Step 2: Configure the parameters in the Networking step

In the Networking step, you can configure parameters to allow instances to access the Internet and other Alibaba Cloud resources. This ensures the security of your instances. After you configure the parameters in the Networking step, click Next.

  1. Specify parameters in the Network Type and Public IP Address sections.
    Parameter Description References
    Network Type Select VPC.

    A virtual private cloud (VPC) is a logically isolated virtual network in Alibaba Cloud. You have full control over VPCs that belong to you. For example, you can specify a CIDR block and configure route tables and gateways for the VPC.

    If you do not want to use a custom VPC or vSwitch in the specified region when you create an instance, you can skip this operation. Then, the system creates a default VPC and a default vSwitch.
    Note You can skip this operation only if no available VPCs exist in the region where the instance is deployed.

    Select an existing VPC and vSwitch. You can also click go to the VPC console to create a VPC and a vSwitch in the VPC console. After the VPC and the vSwitch are created, go back to the ECS instance creation wizard and click the refresh icon to view the VPC and the vSwitch that you created.

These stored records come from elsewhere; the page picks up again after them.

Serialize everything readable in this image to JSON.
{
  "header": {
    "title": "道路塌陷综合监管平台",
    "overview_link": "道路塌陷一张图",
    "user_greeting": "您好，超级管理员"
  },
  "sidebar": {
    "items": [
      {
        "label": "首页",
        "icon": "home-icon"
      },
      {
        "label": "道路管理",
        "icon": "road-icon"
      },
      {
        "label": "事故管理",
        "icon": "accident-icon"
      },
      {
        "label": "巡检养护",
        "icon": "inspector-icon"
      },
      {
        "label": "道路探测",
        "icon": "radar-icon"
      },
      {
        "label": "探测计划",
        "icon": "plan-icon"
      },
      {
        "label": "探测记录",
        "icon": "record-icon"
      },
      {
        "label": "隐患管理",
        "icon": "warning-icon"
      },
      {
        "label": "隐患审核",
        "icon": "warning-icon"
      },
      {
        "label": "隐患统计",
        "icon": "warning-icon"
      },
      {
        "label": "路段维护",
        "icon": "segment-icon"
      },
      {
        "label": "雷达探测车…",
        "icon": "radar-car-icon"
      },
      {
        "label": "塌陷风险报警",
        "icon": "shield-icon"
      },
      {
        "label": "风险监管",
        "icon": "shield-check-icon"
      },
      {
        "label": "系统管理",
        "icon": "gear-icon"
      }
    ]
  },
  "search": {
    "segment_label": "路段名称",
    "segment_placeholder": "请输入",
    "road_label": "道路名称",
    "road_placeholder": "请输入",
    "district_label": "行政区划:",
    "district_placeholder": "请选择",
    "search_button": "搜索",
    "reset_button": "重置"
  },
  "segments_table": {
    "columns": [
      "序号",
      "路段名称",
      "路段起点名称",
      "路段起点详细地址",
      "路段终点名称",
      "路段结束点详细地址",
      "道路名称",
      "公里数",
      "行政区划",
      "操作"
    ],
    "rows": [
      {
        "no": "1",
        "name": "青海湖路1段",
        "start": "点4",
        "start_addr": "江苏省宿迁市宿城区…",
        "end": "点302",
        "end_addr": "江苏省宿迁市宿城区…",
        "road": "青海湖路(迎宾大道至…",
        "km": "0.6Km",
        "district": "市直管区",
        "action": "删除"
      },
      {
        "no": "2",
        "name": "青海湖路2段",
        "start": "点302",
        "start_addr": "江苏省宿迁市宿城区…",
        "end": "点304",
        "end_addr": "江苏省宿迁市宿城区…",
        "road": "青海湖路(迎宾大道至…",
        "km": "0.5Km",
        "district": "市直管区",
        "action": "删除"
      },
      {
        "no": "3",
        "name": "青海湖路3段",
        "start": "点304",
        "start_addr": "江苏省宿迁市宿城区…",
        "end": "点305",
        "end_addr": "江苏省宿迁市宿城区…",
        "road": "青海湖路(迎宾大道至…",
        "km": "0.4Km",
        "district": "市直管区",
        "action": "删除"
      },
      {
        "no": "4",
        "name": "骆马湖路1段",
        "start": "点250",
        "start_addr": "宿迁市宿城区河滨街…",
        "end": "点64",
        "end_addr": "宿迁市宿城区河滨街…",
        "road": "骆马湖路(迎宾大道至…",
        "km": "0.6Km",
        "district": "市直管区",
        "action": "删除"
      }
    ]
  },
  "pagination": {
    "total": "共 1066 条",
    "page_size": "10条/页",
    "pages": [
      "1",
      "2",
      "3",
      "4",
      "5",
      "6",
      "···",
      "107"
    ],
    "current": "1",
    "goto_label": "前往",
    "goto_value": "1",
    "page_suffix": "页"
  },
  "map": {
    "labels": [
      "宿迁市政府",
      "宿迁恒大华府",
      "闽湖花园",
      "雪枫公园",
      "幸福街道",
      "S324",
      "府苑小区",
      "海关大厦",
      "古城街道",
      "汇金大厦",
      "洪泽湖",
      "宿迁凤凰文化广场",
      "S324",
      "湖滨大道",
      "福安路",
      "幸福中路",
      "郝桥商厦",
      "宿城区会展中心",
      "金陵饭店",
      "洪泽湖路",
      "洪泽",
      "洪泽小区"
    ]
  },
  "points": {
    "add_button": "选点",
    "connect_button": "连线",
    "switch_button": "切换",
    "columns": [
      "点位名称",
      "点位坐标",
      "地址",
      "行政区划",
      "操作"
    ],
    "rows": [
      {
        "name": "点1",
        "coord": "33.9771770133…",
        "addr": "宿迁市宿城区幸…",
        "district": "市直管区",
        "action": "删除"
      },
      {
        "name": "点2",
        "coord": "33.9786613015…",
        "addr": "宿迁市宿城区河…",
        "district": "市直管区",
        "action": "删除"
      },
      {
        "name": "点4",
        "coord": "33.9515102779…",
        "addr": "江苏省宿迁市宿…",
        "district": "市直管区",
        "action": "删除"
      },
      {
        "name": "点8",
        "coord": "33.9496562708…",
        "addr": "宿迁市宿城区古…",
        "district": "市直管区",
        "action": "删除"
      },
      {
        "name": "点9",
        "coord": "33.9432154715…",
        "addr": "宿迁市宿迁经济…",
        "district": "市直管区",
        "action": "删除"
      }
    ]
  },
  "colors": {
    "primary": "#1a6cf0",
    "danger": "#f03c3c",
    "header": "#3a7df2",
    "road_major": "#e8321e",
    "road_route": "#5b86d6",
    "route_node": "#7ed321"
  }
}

    Public IP Address If you select an image of Windows 2008 R2 or earlier in the Basic Configurations step, you can select Assign Public IPv4 Address, or you can associate an elastic IP address (EIP) with the instance after the instance is created. This way, you can connect to the instance over other protocols such as the Remote Desktop Protocol (RDP) built into Windows, PC over IP (PCoIP), and XenDesktop HDX 3D. Otherwise, you cannot connect to the instance from a Virtual Network Console (VNC) client after the GPU driver is installed. A persistent black screen or startup interface appears when you attempt to connect to the instance.
    Note RDP does not support some applications such as DirectX and OpenGL applications. If you want to use these applications, you must manually install the VNC service and client.
    To assign a public IP address, perform the following operations:
    1. Select Assign Public IPv4 Address.
    2. Specify the Bandwidth Billing parameter.
      • Pay-By-Bandwidth: You are charged based on the specified bandwidth. This billing method is suitable for the scenarios that require stable network bandwidth.
      • Pay-By-Traffic: You are charged based on the traffic that you use. You can configure a peak bandwidth value to avoid excessive fees due to sudden traffic spikes. This billing method is suitable for scenarios that require highly variable bandwidth, such as the scenarios where traffic is low in most cases but spikes occasionally occur.
    3. Set Bandwidth or Peak Bandwidth based on your requirements.
    What is an EIP?
  2. Select a security group.
    A security group is a virtual firewall that is used to control the inbound and outbound traffic of instances in the security group. For more information, see Overview.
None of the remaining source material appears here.